Client SSL configuration for Talend JobServer - 8.0

Configure SSL transport and authentication for JobServer

Version
8.0
Language
English
Product
Talend Big Data
Talend Big Data Platform
Talend Data Fabric
Talend Data Integration
Talend Data Management Platform
Talend Data Services Platform
Talend ESB
Talend MDM Platform
Talend Real-Time Big Data Platform
Module
Talend JobServer
Content
Security
Last publication date
2024-02-06

Both Talend JobServer clients (Talend Administration Center / Talend Studio) support new system properties specifying client keystore + truststore.

For Talend Studio, it is recommended to specify these system properties in studio/Talend-Studio-linux-gtk-x86_64.ini or studio/Talend-Studio-gtk-aarch64.ini:

-Dorg.talend.remote.client.ssl.keyStore=<path_to_jobserver_client_keystore>
-Dorg.talend.remote.client.ssl.keyStorePassword=<jobserver_client_keystore_password>
-Dorg.talend.remote.client.ssl.trustStore=<path_to_jobserver_client_truststore>
-Dorg.talend.remote.client.ssl.trustStorePassword=<jobserver_client_truststore_password>
-Dorg.talend.remote.client.ssl.enabled.protocols=TLSv1.2,TLSv1.3
-Dorg.talend.remote.client.ssl.disablePeerTrust=false
Note: From version 7.2.x, peer trust is enabled by default with the Dorg.talend.remote.client.ssl.disablePeerTrust=false property. To disable peer trust, set this property to true.

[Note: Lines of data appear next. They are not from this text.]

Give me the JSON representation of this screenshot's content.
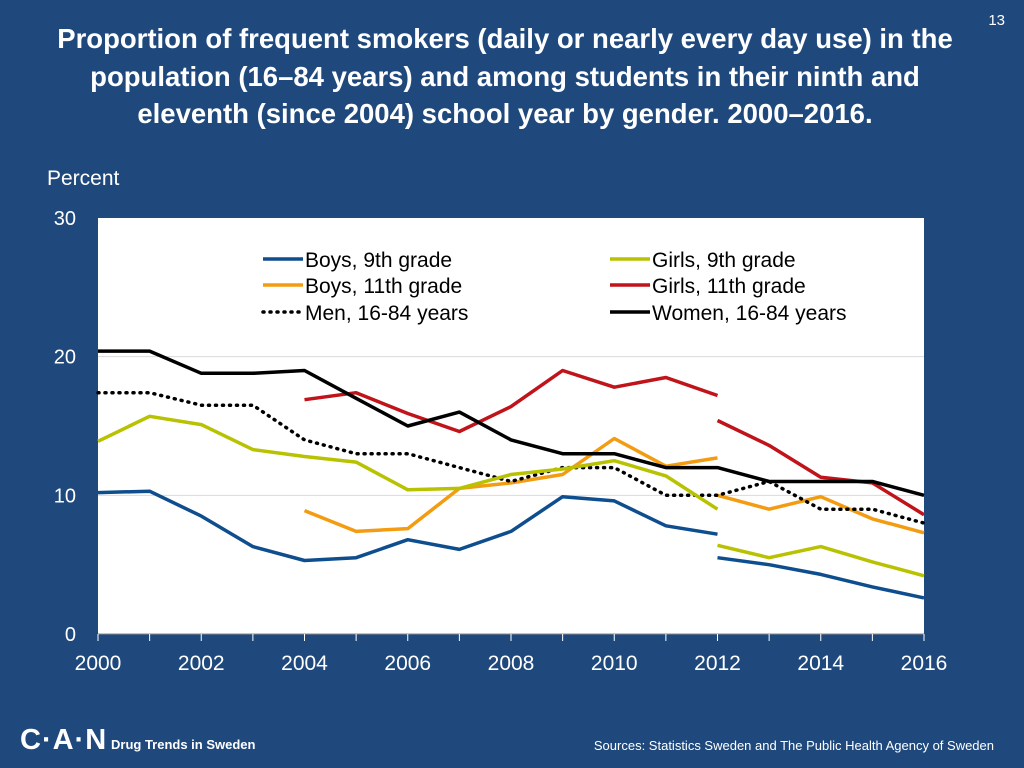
{
  "page": {
    "number": "13",
    "title": "Proportion of frequent smokers (daily or nearly every day use) in the population (16–84 years) and among students in their ninth and eleventh (since 2004) school year by gender. 2000–2016.",
    "footer_logo": "C·A·N",
    "footer_label": "Drug Trends in Sweden",
    "footer_sources": "Sources: Statistics Sweden and The Public Health Agency of Sweden"
  },
  "colors": {
    "background": "#1f497d",
    "plot_background": "#ffffff",
    "boys9": "#0e4d8e",
    "boys11": "#f39c12",
    "men": "#000000",
    "girls9": "#b8c200",
    "girls11": "#c0131a",
    "women": "#000000"
  },
  "chart_data": {
    "type": "line",
    "title": "Proportion of frequent smokers (daily or nearly every day use) in the population (16–84 years) and among students in their ninth and eleventh (since 2004) school year by gender. 2000–2016.",
    "xlabel": "",
    "ylabel": "Percent",
    "xlim": [
      2000,
      2016
    ],
    "ylim": [
      0,
      30
    ],
    "x_ticks": [
      "2000",
      "2002",
      "2004",
      "2006",
      "2008",
      "2010",
      "2012",
      "2014",
      "2016"
    ],
    "y_ticks": [
      "0",
      "10",
      "20",
      "30"
    ],
    "grid": true,
    "legend_position": "top",
    "series": [
      {
        "name": "Boys, 9th grade",
        "color_key": "boys9",
        "dashed": false,
        "segments": [
          [
            [
              2000,
              10.2
            ],
            [
              2001,
              10.3
            ],
            [
              2002,
              8.5
            ],
            [
              2003,
              6.3
            ],
            [
              2004,
              5.3
            ],
            [
              2005,
              5.5
            ],
            [
              2006,
              6.8
            ],
            [
              2007,
              6.1
            ],
            [
              2008,
              7.4
            ],
            [
              2009,
              9.9
            ],
            [
              2010,
              9.6
            ],
            [
              2011,
              7.8
            ],
            [
              2012,
              7.2
            ]
          ],
          [
            [
              2012,
              5.5
            ],
            [
              2013,
              5.0
            ],
            [
              2014,
              4.3
            ],
            [
              2015,
              3.4
            ],
            [
              2016,
              2.6
            ]
          ]
        ]
      },
      {
        "name": "Boys, 11th grade",
        "color_key": "boys11",
        "dashed": false,
        "segments": [
          [
            [
              2004,
              8.9
            ],
            [
              2005,
              7.4
            ],
            [
              2006,
              7.6
            ],
            [
              2007,
              10.5
            ],
            [
              2008,
              10.9
            ],
            [
              2009,
              11.5
            ],
            [
              2010,
              14.1
            ],
            [
              2011,
              12.1
            ],
            [
              2012,
              12.7
            ]
          ],
          [
            [
              2012,
              10.0
            ],
            [
              2013,
              9.0
            ],
            [
              2014,
              9.9
            ],
            [
              2015,
              8.3
            ],
            [
              2016,
              7.3
            ]
          ]
        ]
      },
      {
        "name": "Men, 16-84 years",
        "color_key": "men",
        "dashed": true,
        "segments": [
          [
            [
              2000,
              17.4
            ],
            [
              2001,
              17.4
            ],
            [
              2002,
              16.5
            ],
            [
              2003,
              16.5
            ],
            [
              2004,
              14.0
            ],
            [
              2005,
              13.0
            ],
            [
              2006,
              13.0
            ],
            [
              2007,
              12.0
            ],
            [
              2008,
              11.0
            ],
            [
              2009,
              12.0
            ],
            [
              2010,
              12.0
            ],
            [
              2011,
              10.0
            ],
            [
              2012,
              10.0
            ],
            [
              2013,
              11.0
            ],
            [
              2014,
              9.0
            ],
            [
              2015,
              9.0
            ],
            [
              2016,
              8.0
            ]
          ]
        ]
      },
      {
        "name": "Girls, 9th grade",
        "color_key": "girls9",
        "dashed": false,
        "segments": [
          [
            [
              2000,
              13.9
            ],
            [
              2001,
              15.7
            ],
            [
              2002,
              15.1
            ],
            [
              2003,
              13.3
            ],
            [
              2004,
              12.8
            ],
            [
              2005,
              12.4
            ],
            [
              2006,
              10.4
            ],
            [
              2007,
              10.5
            ],
            [
              2008,
              11.5
            ],
            [
              2009,
              11.9
            ],
            [
              2010,
              12.5
            ],
            [
              2011,
              11.4
            ],
            [
              2012,
              9.0
            ]
          ],
          [
            [
              2012,
              6.4
            ],
            [
              2013,
              5.5
            ],
            [
              2014,
              6.3
            ],
            [
              2015,
              5.2
            ],
            [
              2016,
              4.2
            ]
          ]
        ]
      },
      {
        "name": "Girls, 11th grade",
        "color_key": "girls11",
        "dashed": false,
        "segments": [
          [
            [
              2004,
              16.9
            ],
            [
              2005,
              17.4
            ],
            [
              2006,
              15.9
            ],
            [
              2007,
              14.6
            ],
            [
              2008,
              16.4
            ],
            [
              2009,
              19.0
            ],
            [
              2010,
              17.8
            ],
            [
              2011,
              18.5
            ],
            [
              2012,
              17.2
            ]
          ],
          [
            [
              2012,
              15.4
            ],
            [
              2013,
              13.6
            ],
            [
              2014,
              11.3
            ],
            [
              2015,
              10.9
            ],
            [
              2016,
              8.6
            ]
          ]
        ]
      },
      {
        "name": "Women, 16-84 years",
        "color_key": "women",
        "dashed": false,
        "segments": [
          [
            [
              2000,
              20.4
            ],
            [
              2001,
              20.4
            ],
            [
              2002,
              18.8
            ],
            [
              2003,
              18.8
            ],
            [
              2004,
              19.0
            ],
            [
              2005,
              17.0
            ],
            [
              2006,
              15.0
            ],
            [
              2007,
              16.0
            ],
            [
              2008,
              14.0
            ],
            [
              2009,
              13.0
            ],
            [
              2010,
              13.0
            ],
            [
              2011,
              12.0
            ],
            [
              2012,
              12.0
            ],
            [
              2013,
              11.0
            ],
            [
              2014,
              11.0
            ],
            [
              2015,
              11.0
            ],
            [
              2016,
              10.0
            ]
          ]
        ]
      }
    ]
  }
}
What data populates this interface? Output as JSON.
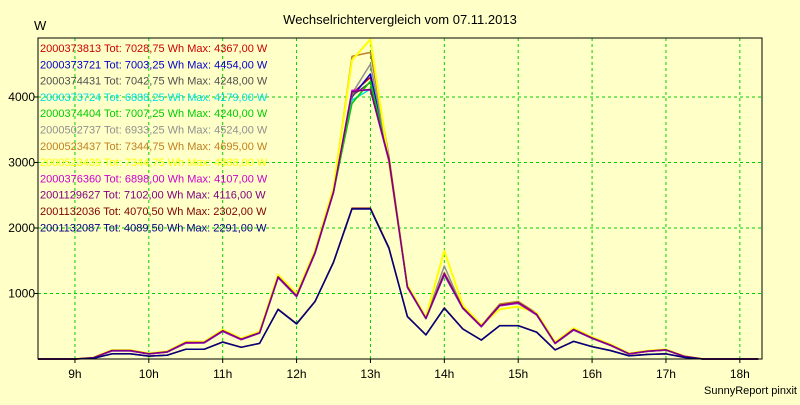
{
  "chart_data": {
    "type": "line",
    "title": "Wechselrichtervergleich vom 07.11.2013",
    "ylabel": "W",
    "xlabel": "",
    "footer": "SunnyReport pinxit",
    "xlim": [
      8.5,
      18.3
    ],
    "ylim": [
      0,
      4900
    ],
    "yticks": [
      1000,
      2000,
      3000,
      4000
    ],
    "yticklabels": [
      "1000",
      "2000",
      "3000",
      "4000"
    ],
    "xticks": [
      9,
      10,
      11,
      12,
      13,
      14,
      15,
      16,
      17,
      18
    ],
    "xticklabels": [
      "9h",
      "10h",
      "11h",
      "12h",
      "13h",
      "14h",
      "15h",
      "16h",
      "17h",
      "18h"
    ],
    "grid": true,
    "legend_position": "top-left",
    "colors": {
      "background": "#ffffc8",
      "plot_background": "#ffffc8",
      "grid": "#00d000",
      "axis": "#000000"
    },
    "x": [
      8.5,
      8.75,
      9.0,
      9.25,
      9.5,
      9.75,
      10.0,
      10.25,
      10.5,
      10.75,
      11.0,
      11.25,
      11.5,
      11.75,
      12.0,
      12.25,
      12.5,
      12.75,
      13.0,
      13.25,
      13.5,
      13.75,
      14.0,
      14.25,
      14.5,
      14.75,
      15.0,
      15.25,
      15.5,
      15.75,
      16.0,
      16.25,
      16.5,
      16.75,
      17.0,
      17.25,
      17.5,
      17.75,
      18.0,
      18.25
    ],
    "series": [
      {
        "name": "2000373813 Tot: 7028,75 Wh Max: 4367,00 W",
        "color": "#cc0000",
        "values": [
          0,
          0,
          0,
          20,
          130,
          130,
          80,
          110,
          250,
          250,
          430,
          300,
          400,
          1250,
          960,
          1620,
          2550,
          4050,
          4300,
          3050,
          1100,
          620,
          1300,
          780,
          500,
          820,
          860,
          680,
          240,
          450,
          320,
          210,
          80,
          120,
          140,
          40,
          0,
          0,
          0,
          0
        ]
      },
      {
        "name": "2000373721 Tot: 7003,25 Wh Max: 4454,00 W",
        "color": "#0000cc",
        "values": [
          0,
          0,
          0,
          20,
          125,
          125,
          78,
          108,
          245,
          248,
          425,
          298,
          398,
          1245,
          955,
          1615,
          2545,
          4000,
          4350,
          3040,
          1100,
          620,
          1290,
          775,
          495,
          815,
          855,
          675,
          238,
          445,
          318,
          208,
          78,
          118,
          138,
          38,
          0,
          0,
          0,
          0
        ]
      },
      {
        "name": "2000374431 Tot: 7042,75 Wh Max: 4248,00 W",
        "color": "#505050",
        "values": [
          0,
          0,
          0,
          20,
          128,
          128,
          80,
          110,
          248,
          250,
          428,
          300,
          400,
          1248,
          958,
          1618,
          2548,
          4020,
          4220,
          3045,
          1100,
          620,
          1300,
          778,
          498,
          818,
          858,
          678,
          240,
          448,
          320,
          210,
          80,
          120,
          140,
          40,
          0,
          0,
          0,
          0
        ]
      },
      {
        "name": "2000373724 Tot: 6888,25 Wh Max: 4179,00 W",
        "color": "#00e0e0",
        "values": [
          0,
          0,
          0,
          20,
          122,
          122,
          76,
          106,
          240,
          244,
          420,
          294,
          394,
          1240,
          950,
          1610,
          2540,
          3950,
          4120,
          3020,
          1090,
          615,
          1280,
          770,
          490,
          810,
          850,
          670,
          235,
          440,
          315,
          205,
          76,
          116,
          136,
          36,
          0,
          0,
          0,
          0
        ]
      },
      {
        "name": "2000374404 Tot: 7007,25 Wh Max: 4240,00 W",
        "color": "#00cc00",
        "values": [
          0,
          0,
          0,
          20,
          126,
          126,
          78,
          108,
          246,
          248,
          426,
          298,
          398,
          1246,
          956,
          1616,
          2546,
          3900,
          4240,
          3042,
          1100,
          620,
          1295,
          776,
          496,
          816,
          856,
          676,
          238,
          446,
          318,
          208,
          78,
          118,
          138,
          38,
          0,
          0,
          0,
          0
        ]
      },
      {
        "name": "2000502737 Tot: 6933,25 Wh Max: 4524,00 W",
        "color": "#909090",
        "values": [
          0,
          0,
          0,
          20,
          124,
          124,
          77,
          107,
          243,
          246,
          423,
          296,
          396,
          1243,
          953,
          1613,
          2543,
          4050,
          4500,
          3030,
          1095,
          618,
          1420,
          773,
          493,
          813,
          853,
          673,
          236,
          443,
          316,
          206,
          77,
          117,
          137,
          37,
          0,
          0,
          0,
          0
        ]
      },
      {
        "name": "2000523437 Tot: 7344,75 Wh Max: 4695,00 W",
        "color": "#c08020",
        "values": [
          0,
          0,
          0,
          22,
          135,
          135,
          84,
          115,
          260,
          262,
          445,
          312,
          415,
          1280,
          990,
          1650,
          2600,
          4620,
          4680,
          3100,
          1120,
          630,
          1320,
          800,
          510,
          840,
          880,
          700,
          250,
          465,
          330,
          220,
          85,
          125,
          145,
          42,
          0,
          0,
          0,
          0
        ]
      },
      {
        "name": "2000523439 Tot: 7344,75 Wh Max: 4888,00 W",
        "color": "#ffff00",
        "values": [
          0,
          0,
          0,
          22,
          136,
          136,
          85,
          116,
          262,
          264,
          448,
          314,
          418,
          1285,
          995,
          1655,
          2610,
          4560,
          4880,
          3000,
          1130,
          640,
          1650,
          820,
          520,
          760,
          800,
          700,
          260,
          470,
          335,
          225,
          86,
          126,
          146,
          43,
          0,
          0,
          0,
          0
        ]
      },
      {
        "name": "2000376360 Tot: 6898,00 Wh Max: 4107,00 W",
        "color": "#cc00cc",
        "values": [
          0,
          0,
          0,
          20,
          123,
          123,
          76,
          106,
          242,
          245,
          422,
          295,
          395,
          1242,
          952,
          1612,
          2542,
          4100,
          4107,
          3025,
          1092,
          616,
          1285,
          772,
          492,
          812,
          852,
          672,
          236,
          442,
          316,
          206,
          76,
          116,
          136,
          36,
          0,
          0,
          0,
          0
        ]
      },
      {
        "name": "2001129627 Tot: 7102,00 Wh Max: 4116,00 W",
        "color": "#800080",
        "values": [
          0,
          0,
          0,
          20,
          130,
          130,
          81,
          111,
          252,
          254,
          432,
          302,
          402,
          1255,
          965,
          1625,
          2555,
          4080,
          4116,
          3055,
          1105,
          622,
          1305,
          782,
          502,
          822,
          862,
          682,
          242,
          452,
          322,
          212,
          81,
          121,
          141,
          41,
          0,
          0,
          0,
          0
        ]
      },
      {
        "name": "2001132036 Tot: 4070,50 Wh Max: 2302,00 W",
        "color": "#800000",
        "values": [
          0,
          0,
          0,
          10,
          80,
          80,
          45,
          60,
          150,
          150,
          260,
          180,
          240,
          760,
          540,
          880,
          1480,
          2300,
          2302,
          1700,
          650,
          370,
          780,
          460,
          290,
          510,
          510,
          410,
          140,
          270,
          190,
          130,
          50,
          70,
          80,
          25,
          0,
          0,
          0,
          0
        ]
      },
      {
        "name": "2001132087 Tot: 4089,50 Wh Max: 2291,00 W",
        "color": "#000080",
        "values": [
          0,
          0,
          0,
          10,
          78,
          78,
          44,
          58,
          148,
          148,
          258,
          178,
          238,
          755,
          535,
          875,
          1475,
          2290,
          2291,
          1690,
          645,
          368,
          775,
          458,
          288,
          508,
          508,
          408,
          138,
          268,
          188,
          128,
          48,
          68,
          78,
          24,
          0,
          0,
          0,
          0
        ]
      }
    ]
  }
}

For Talend Administration Center you can use tac/apache-tomcat/bin/setenv.sh to extend the JAVA_OPTS specification:

export JAVA_OPTS="$JAVA_OPTS -Xmx2048m -Dfile.encoding=UTF-8 -Dorg.talend.remote.client.ssl.keyStore=..."

The client keystore is used for certificate based client authorization and must correspond to the truststore configured at server side.

But if org.talend.remote.server.ssl.authenticate=false in jobserver/agent/conf/TalendJobServer.properties, certificate based client authorization is switched off and the client keystore has no effect.

The client truststore must correspond to the keystore configured at server side. If there is no truststore specified at client side, the client trusts every server.